Robert Morris defeated St. Joseph’s 9-8 in overtime to win the Northeast Conference title and advance to its first NCAA tournament. The Colonials played close with top-seeded Maryland, losing 14-11 after taking a 6-3 lead into halftime.

“I couldn’t be happier for him,” Eastern head coach Aaron Bankowski said. “He’s such a great kid. They’re getting a great talent. He gets to extend his career, and it’s just awesome that we can have a kid who is going to an up-and-coming school.”

Henise said when he visited the campus in suburban Pittsburgh that he felt the team atmosphere was one that fit him well.

“When I first met their coach, he was explaining the team was one big family,” Henise said. “That sounds like something I would like to be involved (with). I am going to spend all four years of my college years ... building that bond with those guys.”

Academically, Henise will study sports management, saying that he doesn’t know exactly what he wants to do after he graduates, but he knows he wants to be involved in sports.

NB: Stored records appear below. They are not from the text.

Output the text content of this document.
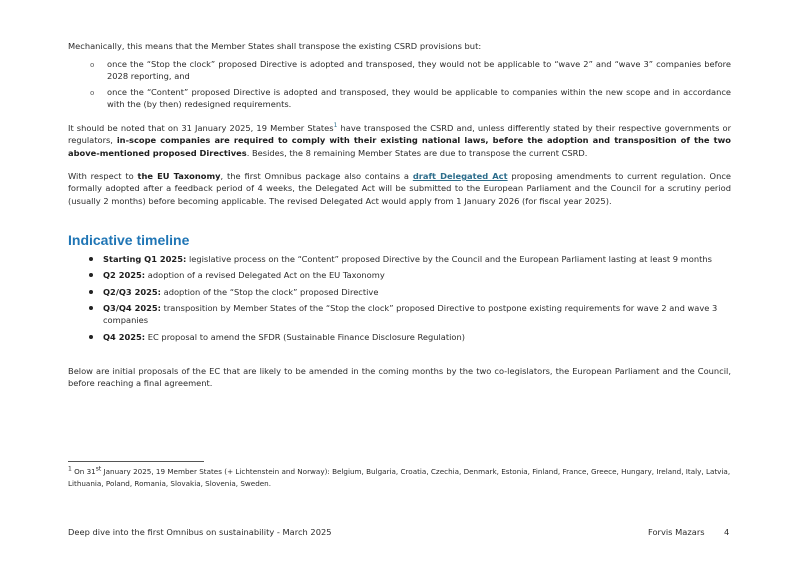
Mechanically, this means that the Member States shall transpose the existing CSRD provisions but:

o once the “Stop the clock” proposed Directive is adopted and transposed, they would not be applicable to “wave 2” and “wave 3” companies before 2028 reporting, and
o once the “Content” proposed Directive is adopted and transposed, they would be applicable to companies within the new scope and in accordance with the (by then) redesigned requirements.

It should be noted that on 31 January 2025, 19 Member States$^1$ have transposed the CSRD and, unless differently stated by their respective governments or regulators, in-scope companies are required to comply with their existing national laws, before the adoption and transposition of the two above-mentioned proposed Directives. Besides, the 8 remaining Member States are due to transpose the current CSRD.

With respect to the EU Taxonomy, the first Omnibus package also contains a draft Delegated Act proposing amendments to current regulation. Once formally adopted after a feedback period of 4 weeks, the Delegated Act will be submitted to the European Parliament and the Council for a scrutiny period (usually 2 months) before becoming applicable. The revised Delegated Act would apply from 1 January 2026 (for fiscal year 2025).

Indicative timeline
Starting Q1 2025: legislative process on the “Content” proposed Directive by the Council and the European Parliament lasting at least 9 months
Q2 2025: adoption of a revised Delegated Act on the EU Taxonomy
Q2/Q3 2025: adoption of the “Stop the clock” proposed Directive
Q3/Q4 2025: transposition by Member States of the “Stop the clock” proposed Directive to postpone existing requirements for wave 2 and wave 3 companies
Q4 2025: EC proposal to amend the SFDR (Sustainable Finance Disclosure Regulation)

Below are initial proposals of the EC that are likely to be amended in the coming months by the two co-legislators, the European Parliament and the Council, before reaching a final agreement.

$^1$ On 31st January 2025, 19 Member States (+ Lichtenstein and Norway): Belgium, Bulgaria, Croatia, Czechia, Denmark, Estonia, Finland, France, Greece, Hungary, Ireland, Italy, Latvia, Lithuania, Poland, Romania, Slovakia, Slovenia, Sweden.
Deep dive into the first Omnibus on sustainability - March 2025	Forvis Mazars 4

“They have one of the best sports management programs in the nation,” Henise said. “My whole life I’ve been really a sports guru kind of guy. I can do sports management, and it’s widespread. This gives me a lot of different opportunities.”

Three-sport athlete: Henise, who played wide receiver for the football team his freshman and senior seasons and has been a guard on the basketball team all four years, said playing other sports has helped him as a lacrosse player.

“My first love when I was little was football. I loved the contact and being able to walk out on the field and hit someone. And then my family is big into basketball, so I played that when I was young,” Henise said. “When I was introduced to lacrosse, it was a mixture of both. You mix the contact aspect of football and the IQ and seeing the field aspect of basketball. Playing both of those sports helped me grow as a lacrosse player.”

The 6-foot, 1-inch, 170-pound midfielder led the Golden Knights in scoring last season, posting 41 goals and 17 assists.

On the gridiron, Henise caught 12 passes for 166 yards and one touchdown for Eastern’s potent offense and led the team in tackles with 84. So far this season for the basketball team, Henise is scoring just under 10 points per game for the 17-3 Golden Knights.

Lacrosse development: Bankowski, who is entering his second season at the helm but has coached at Eastern for Henise’s whole career, said his star player has grown tremendously in his high school career.

“We’ve had players who were really good and get better, but they plateau,” Bankowski said. “Bryce hasn’t. He’s grown each year, and his IQ has gone through the roof."

With several young players in the program, Bankowski said it’s helped to have a next-level player such as Henise to show his teammates what it takes to succeed.

“He tries to get the best out of everybody,” Bankowski said. “He’s not afraid to step in. You can always see when he’s playing, his mind is always searching and watching. Being a young head coach, it helps to have a kid of that caliber.”